On Sunday, the Chargers allowed a punt deflection that led to a touchdown on the next play, adding the miscue to a laundry list that already includes two punt blocks for a safety, a punt block recovered for a touchdown, another punt block, a field goal block, a botched extra point attempt, a punt return for touchdown, and two kickoff returns for touchdowns in the same game — all in nine weeks of football.
And that's not including the many missed tackles on returns that have swayed field position in the Chargers' disfavor.
The unit has turned to its fifth long snapper, a second kicker, and nearly lost its punter Sunday after he was left writhing on the field in pain following Sunday's first-quarter deflection. The only unwavering piece to this enigmatic puzzle has been Crosby's place at the helm.

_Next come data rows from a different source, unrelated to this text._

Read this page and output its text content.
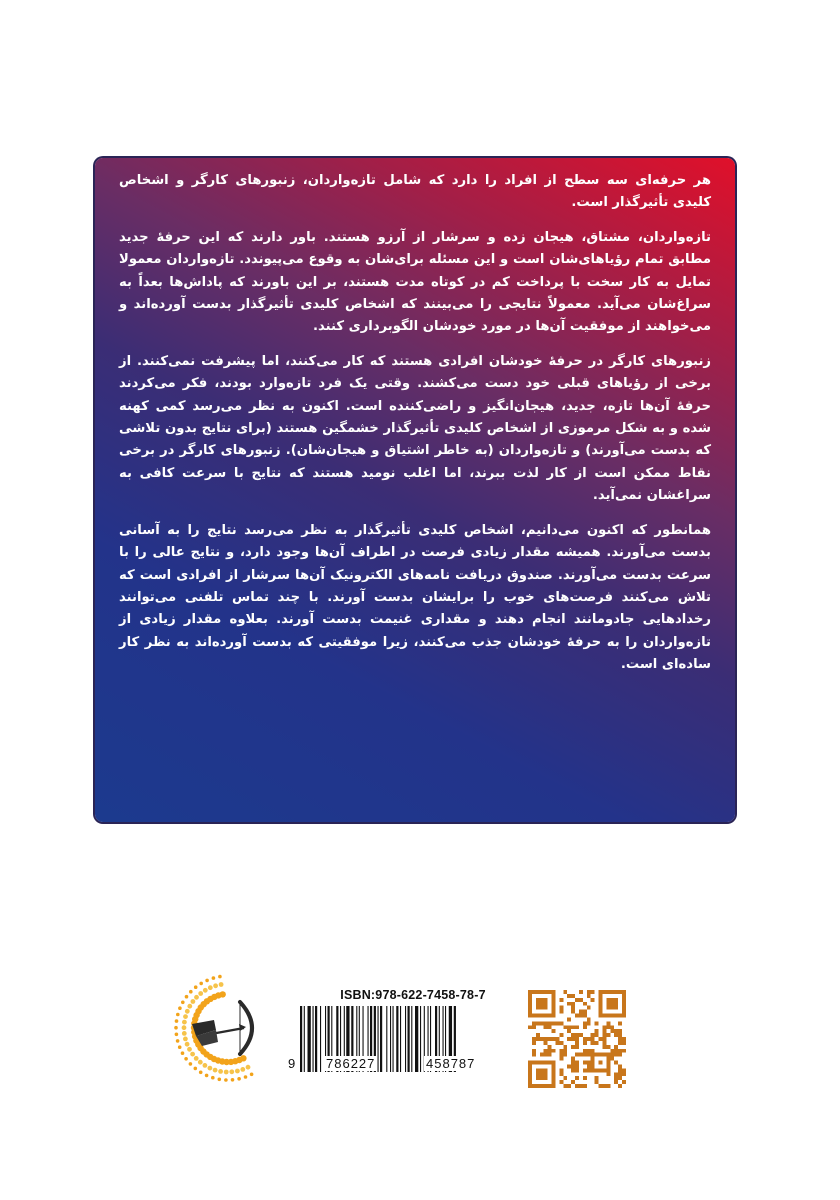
هر حرفه‌ای سه سطح از افراد را دارد که شامل تازه‌واردان، زنبورهای کارگر و اشخاص کلیدی تأثیرگذار است.

تازه‌واردان، مشتاق، هیجان زده و سرشار از آرزو هستند. باور دارند که این حرفهٔ جدید مطابق تمام رؤیاهای‌شان است و این مسئله برای‌شان به وقوع می‌پیوندد. تازه‌واردان معمولا تمایل به کار سخت با پرداخت کم در کوتاه مدت هستند، بر این باورند که پاداش‌ها بعداً به سراغ‌شان می‌آید. معمولاً نتایجی را می‌بینند که اشخاص کلیدی تأثیرگذار بدست آورده‌اند و می‌خواهند از موفقیت آن‌ها در مورد خودشان الگوبرداری کنند.

زنبورهای کارگر در حرفهٔ خودشان افرادی هستند که کار می‌کنند، اما پیشرفت نمی‌کنند. از برخی از رؤیاهای قبلی خود دست می‌کشند. وقتی یک فرد تازه‌وارد بودند، فکر می‌کردند حرفهٔ آن‌ها تازه، جدید، هیجان‌انگیز و راضی‌کننده است. اکنون به نظر می‌رسد کمی کهنه شده و به شکل مرموزی از اشخاص کلیدی تأثیرگذار خشمگین هستند (برای نتایج بدون تلاشی که بدست می‌آورند) و تازه‌واردان (به خاطر اشتیاق و هیجان‌شان). زنبورهای کارگر در برخی نقاط ممکن است از کار لذت ببرند، اما اغلب نومید هستند که نتایج با سرعت کافی به سراغشان نمی‌آید.

همانطور که اکنون می‌دانیم، اشخاص کلیدی تأثیرگذار به نظر می‌رسد نتایج را به آسانی بدست می‌آورند. همیشه مقدار زیادی فرصت در اطراف آن‌ها وجود دارد، و نتایج عالی را با سرعت بدست می‌آورند. صندوق دریافت نامه‌های الکترونیک آن‌ها سرشار از افرادی است که تلاش می‌کنند فرصت‌های خوب را برایشان بدست آورند. با چند تماس تلفنی می‌توانند رخدادهایی جادومانند انجام دهند و مقداری غنیمت بدست آورند. بعلاوه مقدار زیادی از تازه‌واردان را به حرفهٔ خودشان جذب می‌کنند، زیرا موفقیتی که بدست آورده‌اند به نظر کار ساده‌ای است.

ISBN:978-622-7458-78-7
9 786227	458787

On Monday, Turner vehemently defended the 2007 Special Teams Coach of the Year, placing the accountability on his players before his coach when asked if the team's bye week would be a better time than any to fire Crosby if the move was to ever be made.
"There’s about five guys I’d let go before him, and that’d be the five guys that have had mental errors and given up blocked punts," Turner said. "He’s not out there doing it. He gets them ready to play. When I can put a tape on Friday of a guy doing it right and not doing it right on Sunday, that’s not Steve Crosby."
Turner has defended Crosby from the beginning, only progressively becoming more emotional and adamant.
While faulting "two or three" of the mental miscues on players playing special teams "because of an injury (who) haven’t handled it very well," Turner went a step further this time.
"Over the next five days we’re going to fix the issues we have in the punting game," Turner said. "We will not have another punt blocked for the rest of the season.